O presidente da Câmara de Soure, no distrito de Coimbra, falava à agência Lusa no final de uma reunião com a E-Redes, em que reconhecia “o grande esforço” da empresa para “chegar quanto antes e também é preciso entender isso”.

“O concelho está, praticamente, a ser alimentado por geradores, e é preciso entender que, basta haver danos em alguns pequenos fios, para que as pessoas que até começaram a ter energia, de repente deixem de a ter. É necessária alguma paciência e compreensão.
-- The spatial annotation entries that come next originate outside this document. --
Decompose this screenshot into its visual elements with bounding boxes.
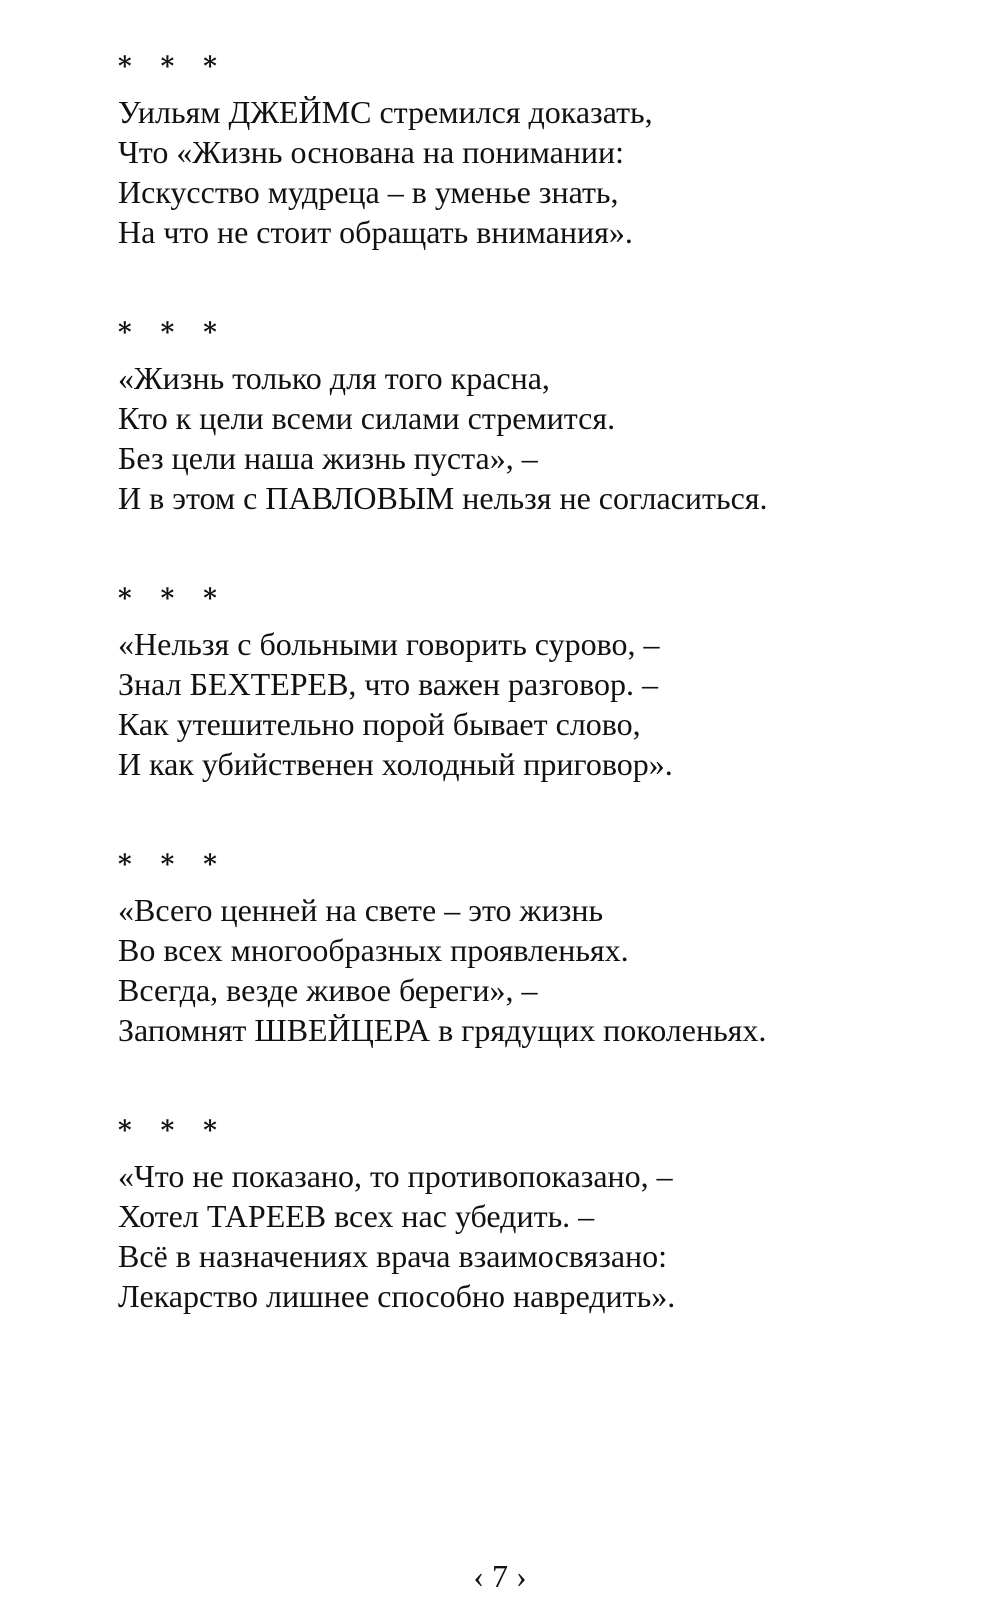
stanza-tareev: [118, 1116, 958, 1316]
page-number: ‹ 7 ›: [473, 1558, 527, 1594]
stanza-separator: * * *: [118, 318, 227, 348]
stanza-pavlov: [118, 318, 958, 518]
verse-line: «Жизнь только для того красна,: [118, 360, 550, 396]
verse-line: Запомнят ШВЕЙЦЕРА в грядущих поколеньях.: [118, 1012, 767, 1048]
verse-line: Что «Жизнь основана на понимании:: [118, 134, 625, 170]
verse-line: Лекарство лишнее способно навредить».: [118, 1278, 676, 1314]
verse-line: «Что не показано, то противопоказано, –: [118, 1158, 673, 1194]
verse-line: «Всего ценней на свете – это жизнь: [118, 892, 604, 928]
verse-line: Всё в назначениях врача взаимосвязано:: [118, 1238, 668, 1274]
verse-line: И как убийственен холодный приговор».: [118, 746, 673, 782]
stanza-separator: * * *: [118, 1116, 227, 1146]
verse-line: Во всех многообразных проявленьях.: [118, 932, 629, 968]
stanza-schweitzer: [118, 850, 958, 1050]
verse-line: На что не стоит обращать внимания».: [118, 214, 633, 250]
stanza-separator: * * *: [118, 850, 227, 880]
verse-line: Без цели наша жизнь пуста», –: [118, 440, 538, 476]
verse-line: Хотел ТАРЕЕВ всех нас убедить. –: [118, 1198, 595, 1234]
verse-line: Знал БЕХТЕРЕВ, что важен разговор. –: [118, 666, 659, 702]
stanza-separator: * * *: [118, 584, 227, 614]
stanza-james: [118, 52, 958, 252]
stanza-bekhterev: [118, 584, 958, 784]
verse-line: Кто к цели всеми силами стремится.: [118, 400, 616, 436]
stanza-separator: * * *: [118, 52, 227, 82]
verse-line: Как утешительно порой бывает слово,: [118, 706, 641, 742]
verse-line: Всегда, везде живое береги», –: [118, 972, 538, 1008]
verse-line: Уильям ДЖЕЙМС стремился доказать,: [118, 94, 653, 130]
verse-line: «Нельзя с больными говорить сурово, –: [118, 626, 660, 662]
verse-line: И в этом с ПАВЛОВЫМ нельзя не согласиться.: [118, 480, 768, 516]
verse-line: Искусство мудреца – в уменье знать,: [118, 174, 619, 210]
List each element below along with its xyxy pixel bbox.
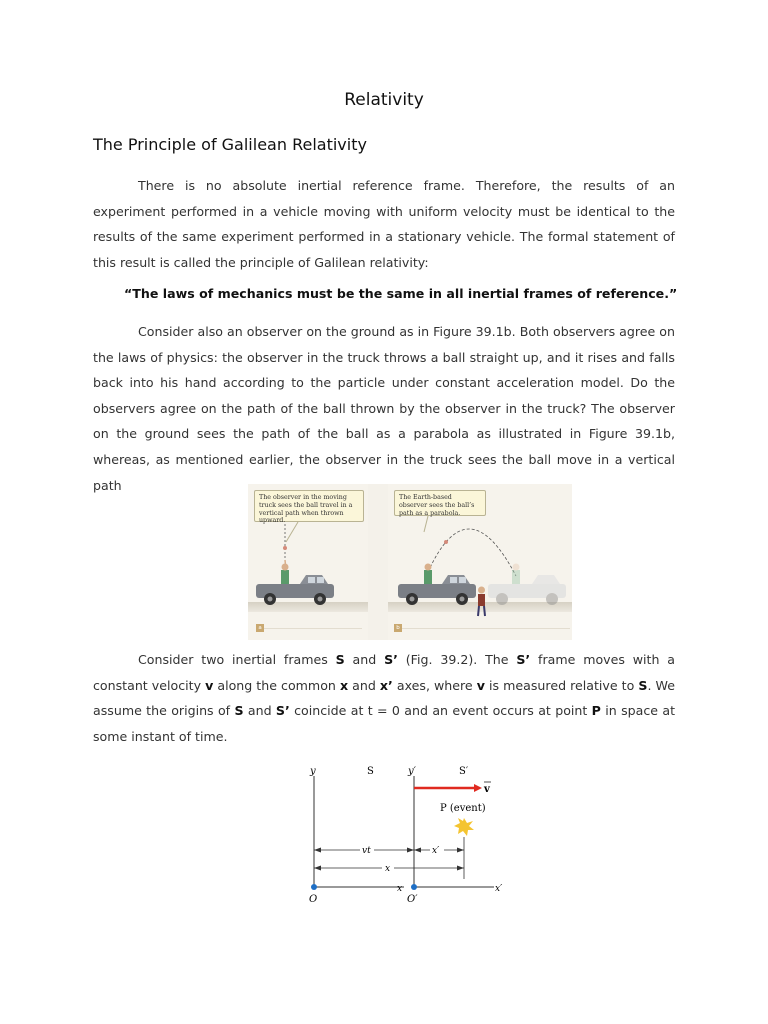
figure-39-1 (248, 484, 572, 640)
x-prime-arrow-left (414, 848, 421, 853)
panel-label-a: a (256, 624, 264, 632)
label-x-prime-axis: x′ (495, 884, 503, 894)
paragraph-intro (93, 173, 675, 275)
page-title: Relativity (344, 90, 424, 110)
label-s-prime: S′ (459, 766, 469, 777)
truck-scene-a (248, 484, 368, 640)
paragraph-intro-text: There is no absolute inertial reference frame. Therefore, the results of an experiment performed in a vehicle moving with uniform velocity must be identical to the results of the same experiment performed in a stationary vehicle. The formal statement of this result is called the principle of Galilean relativity: (93, 178, 675, 270)
label-y: y (310, 766, 316, 777)
callout-earth-observer: The Earth-based observer sees the ball’s path as a parabola. (394, 490, 486, 516)
label-x-axis: x (397, 884, 403, 894)
figure-panel-a (248, 484, 368, 640)
label-x-prime-dim: x′ (432, 846, 440, 856)
vt-arrow-right (407, 848, 414, 853)
truck-observer-icon (424, 564, 432, 585)
ghost-truck-icon (488, 564, 566, 606)
vt-arrow-left (314, 848, 321, 853)
origin-o-prime-dot (411, 884, 417, 890)
x-arrow-right (457, 866, 464, 871)
truck-icon (398, 575, 476, 605)
ground-observer-icon (478, 587, 485, 617)
label-x-dim: x (385, 864, 391, 874)
baseline-b (402, 628, 570, 629)
event-flash-icon (454, 818, 474, 836)
callout-pointer (424, 516, 428, 532)
truck-observer-icon (281, 560, 289, 584)
label-y-prime: y′ (408, 766, 416, 777)
x-arrow-left (314, 866, 321, 871)
velocity-arrowhead (474, 784, 482, 792)
figure-panel-b (388, 484, 572, 640)
label-velocity: v (484, 784, 490, 795)
label-origin-o: O (309, 894, 318, 905)
parabolic-path (428, 529, 516, 576)
truck-scene-b (388, 484, 572, 640)
figure-39-2 (300, 760, 520, 910)
section-heading: The Principle of Galilean Relativity (93, 135, 367, 154)
panel-label-b: b (394, 624, 402, 632)
label-event: P (event) (440, 803, 486, 814)
paragraph-frames: Consider two inertial frames S and S’ (Fig. 39.2). The S’ frame moves with a constant velocity v along the common x and x’ axes, where v is measured relative to S. We assume the origins of S and S’ coincide at t = 0 and an event occurs at point P in space at some instant of time. (93, 652, 676, 744)
paragraph-observers-text: Consider also an observer on the ground as in Figure 39.1b. Both observers agree on the laws of physics: the observer in the truck throws a ball straight up, and it rises and falls back into his hand according to the particle under constant acceleration model. Do the observers agree on the path of the ball thrown by the observer in the truck? The observer on the ground sees the path of the ball as a parabola as illustrated in Figure 39.1b, whereas, as mentioned earlier, the observer in the truck sees the ball move in a vertical path (93, 324, 675, 493)
truck-icon (256, 575, 334, 605)
callout-pointer (286, 522, 298, 542)
label-s: S (367, 766, 374, 777)
quote-principle: “The laws of mechanics must be the same in all inertial frames of reference.” (124, 286, 678, 301)
x-prime-arrow-right (457, 848, 464, 853)
ball (444, 540, 448, 544)
ball (283, 546, 287, 550)
callout-truck-observer: The observer in the moving truck sees the ball travel in a vertical path when thrown upward. (254, 490, 364, 522)
origin-o-dot (311, 884, 317, 890)
label-origin-o-prime: O′ (407, 894, 418, 905)
paragraph-observers (93, 319, 675, 498)
baseline-a (262, 628, 362, 629)
label-vt: vt (362, 846, 371, 856)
Estamos a trabalhar para repor tudo o quanto antes, mas o nível de destruição é tão grande que não é fácil estar em todo o lado”, apelou.

“As telecomunicações, que são as mais urgentes, já estão com mais estabilidade, porque a Câmara está a alimentar 10 torres de comunicações através de geradores”, mas “ainda vai faltar muito para haver comunicações em casa das pessoas, tendo em conta os danos nos cabos”, sublinhou.

“Ainda não é possível contabilizar os danos, porque são muitos, e só hoje é que as equipas estão a começar de fazer o levantamento, mas todo o concelho foi afetado” pela tempestade Kristin, referiu Rui Fernandes.

Das infraestruturas públicas, “só as piscinas municipais da vila de Soure é que não tiveram danos, tudo o resto, com mais ou menos gravidade, foi danificado”.

“Cerca de 60 pessoas foram realojadas, a maior parte em casa de famílias e amigos”. A Câmara realojou 10 e não tem “capacidade para mais”, notou.

“As empresas e o setor primário” foram fortemente afetadas. “muito mesmo”, realçou.

As escolas foram reabertas hoje “e foi aí que deu para perceber os danos, portanto, há aulas, mas com alguns condicionamentos, mas já foi possível o regresso à escola” em todo o concelho.

Rui Fernandes realçou ainda que “há casos de pessoas ainda sem água, porque o abastecimento não depende só do Município de Soure e outros concelhos também foram afetados”. De todo o modo, “95% da rede de água já está reposta”.

“Tudo isto, entenda-se, pode ser volátil, porque os níveis de reparação são tão precários, para que fossem feitos de imediato” e “qualquer rajada de vento forte ou chuvas mais intensas podem colocar tudo na estaca zero”, alertou. Começámos por remediar até ser possível reparar e até lá apela-se à paciência e compreensão”.

O autarca sublinhou a “necessidade de telhas e lonas, porque o Município já não tem nada em reserva no estaleiro” e a questão das telhas “é um puzzle difícil, porque há imensos tipos e diferentes telhados, mas havendo lonas vai dando para remediar e evitar danos maiores nas habitações”.

Nove pessoas morreram desde a semana passada na sequência do mau tempo. A Proteção Civil contabilizou cinco mortes diretamente associadas à passagem da depressão Kristin e a Câmara da Marinha Grande anunciou uma outra vítima mortal, a que se somaram depois três óbitos registados por quedas de telhados (durante reparações) ou intoxicação com origem num gerador.

A destruição total ou parcial de casas, empresas e equipamentos, quedas de árvores e de estruturas, cortes ou condicionamentos de estradas e serviços de transporte, em especial linhas ferroviárias, o fecho de escolas e cortes de energia, água e comunicações são as principais consequências materiais do temporal, que provocou algumas centenas de feridos e desalojados.

Leiria, Coimbra e Santarém são os distritos com mais estragos.

O Governo decretou situação de calamidade até ao próximo domingo para 69 concelhos e anunciou um pacote de medidas de apoio até 2,5 mil milhões de euros.